Luanda has earned the dubious title of the world's most expensive city for the second year running, according to a study by ECA International, a consultancy. A rented two-bedroomed flat at $7,000 a month is considered fairly cheap; to buy the freehold could cost a good $2m.

Food is as high-priced. A take-away hamburger costs $13, a glass of fruit juice $5, a pair of rubber flip-flops $34. Annual fees for a day pupil at the international school in Talatona, a brand-new suburb 20km (12 miles) south of Luanda's city centre, are $23,000 for a founding expatriate parent—and $38,000 for late-comers.

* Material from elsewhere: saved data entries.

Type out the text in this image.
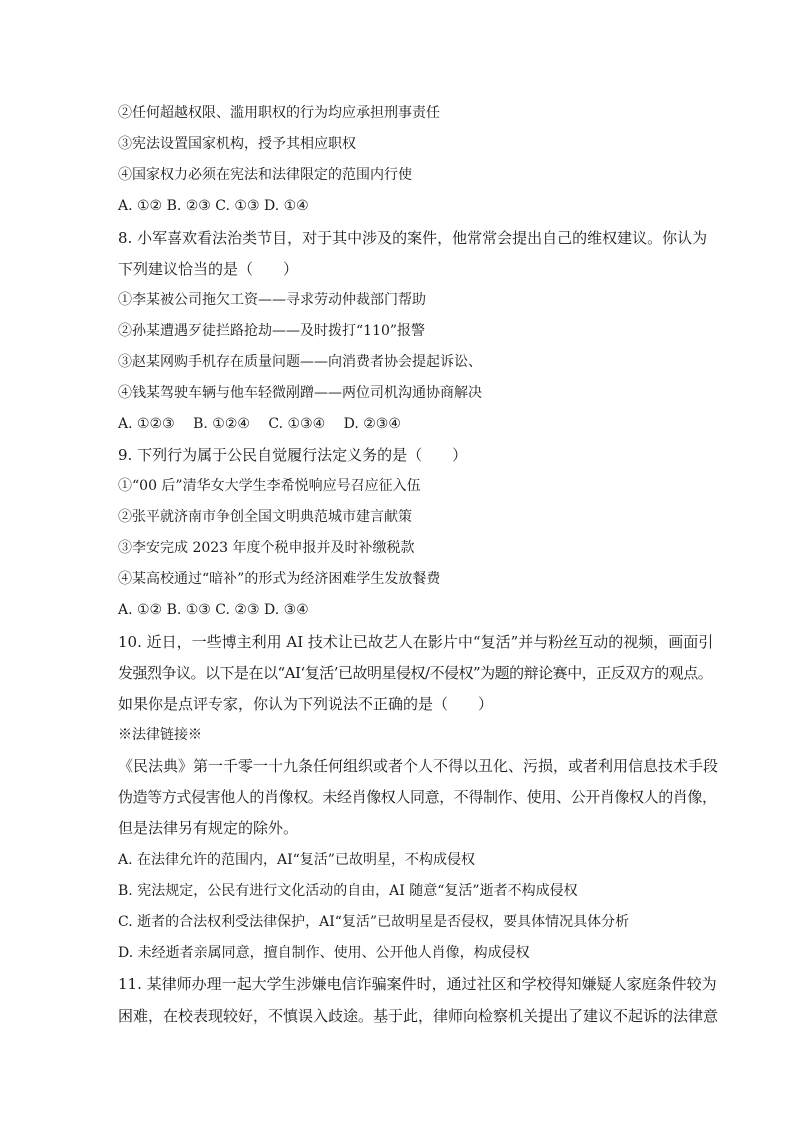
②任何超越权限、滥用职权的行为均应承担刑事责任
③宪法设置国家机构，授予其相应职权
④国家权力必须在宪法和法律限定的范围内行使
A. ①② B. ②③ C. ①③ D. ①④
8. 小军喜欢看法治类节目，对于其中涉及的案件，他常常会提出自己的维权建议。你认为
下列建议恰当的是（　　）
①李某被公司拖欠工资——寻求劳动仲裁部门帮助
②孙某遭遇歹徒拦路抢劫——及时拨打“110”报警
③赵某网购手机存在质量问题——向消费者协会提起诉讼、
④钱某驾驶车辆与他车轻微剐蹭——两位司机沟通协商解决
A. ①②③　 B. ①②④　 C. ①③④　 D. ②③④
9. 下列行为属于公民自觉履行法定义务的是（　　）
①“00 后”清华女大学生李希悦响应号召应征入伍
②张平就济南市争创全国文明典范城市建言献策
③李安完成 2023 年度个税申报并及时补缴税款
④某高校通过“暗补”的形式为经济困难学生发放餐费
A. ①② B. ①③ C. ②③ D. ③④
10. 近日，一些博主利用 AI 技术让已故艺人在影片中“复活”并与粉丝互动的视频，画面引
发强烈争议。以下是在以“AI‘复活’已故明星侵权/不侵权”为题的辩论赛中，正反双方的观点。
如果你是点评专家，你认为下列说法不正确的是（　　）
※法律链接※
《民法典》第一千零一十九条任何组织或者个人不得以丑化、污损，或者利用信息技术手段
伪造等方式侵害他人的肖像权。未经肖像权人同意，不得制作、使用、公开肖像权人的肖像，
但是法律另有规定的除外。
A. 在法律允许的范围内，AI“复活”已故明星，不构成侵权
B. 宪法规定，公民有进行文化活动的自由，AI 随意“复活”逝者不构成侵权
C. 逝者的合法权利受法律保护，AI“复活”已故明星是否侵权，要具体情况具体分析
D. 未经逝者亲属同意，擅自制作、使用、公开他人肖像，构成侵权
11. 某律师办理一起大学生涉嫌电信诈骗案件时，通过社区和学校得知嫌疑人家庭条件较为
困难，在校表现较好，不慎误入歧途。基于此，律师向检察机关提出了建议不起诉的法律意
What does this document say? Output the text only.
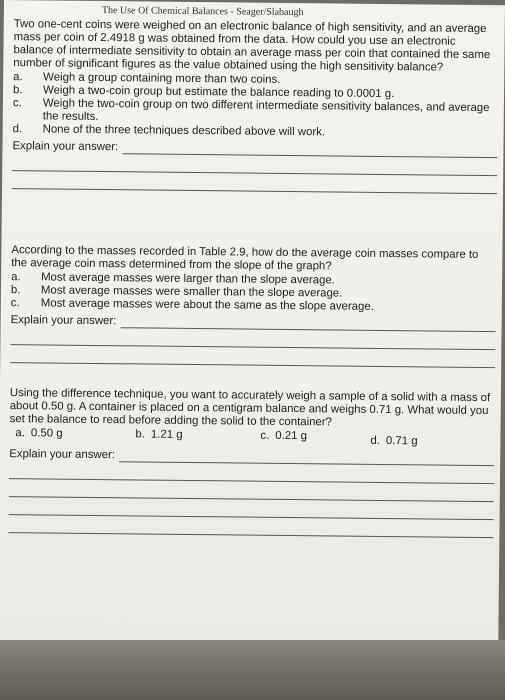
The Use Of Chemical Balances - Seager/Slabaugh

Two one-cent coins were weighed on an electronic balance of high sensitivity, and an average mass per coin of 2.4918 g was obtained from the data. How could you use an electronic balance of intermediate sensitivity to obtain an average mass per coin that contained the same number of significant figures as the value obtained using the high sensitivity balance?

a.	Weigh a group containing more than two coins.
b.	Weigh a two-coin group but estimate the balance reading to 0.0001 g.
c.	Weigh the two-coin group on two different intermediate sensitivity balances, and average the results.
d.	None of the three techniques described above will work.
Explain your answer:

According to the masses recorded in Table 2.9, how do the average coin masses compare to the average coin mass determined from the slope of the graph?

a.	Most average masses were larger than the slope average.
b.	Most average masses were smaller than the slope average.
c.	Most average masses were about the same as the slope average.
Explain your answer:

Using the difference technique, you want to accurately weigh a sample of a solid with a mass of about 0.50 g. A container is placed on a centigram balance and weighs 0.71 g. What would you set the balance to read before adding the solid to the container?

a. 0.50 g	b. 1.21 g	c. 0.21 g	d. 0.71 g
Explain your answer:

Just getting around the city is gruelling. There are no taxis or public transport of any sort, bar the ubiquitous, clapped-out, jam-packed minibus taxis. So visitors have to rent a car and driver—for up to $500 a day. Driving your own car may seem sensible but streets constantly change as the city is torn down and rebuilt; signs barely exist.

Besides, you cannot avoid Luanda's mammoth traffic jams. It can take more than two hours to drive a couple of miles along the Marginal, the city's palm-lined coastal road. You have to get to the airport four or five hours in advance to check in for a flight, for fear of losing your seat; the opening of a new airport may ease the queues.

So you need three qualities: a smattering of Portuguese, since outside the ex-patriate community, few speak anything else; wads of cash, preferably dollars, since credit cards are rarely accepted, even in posh hotels; and an inexhaustible supply of patience.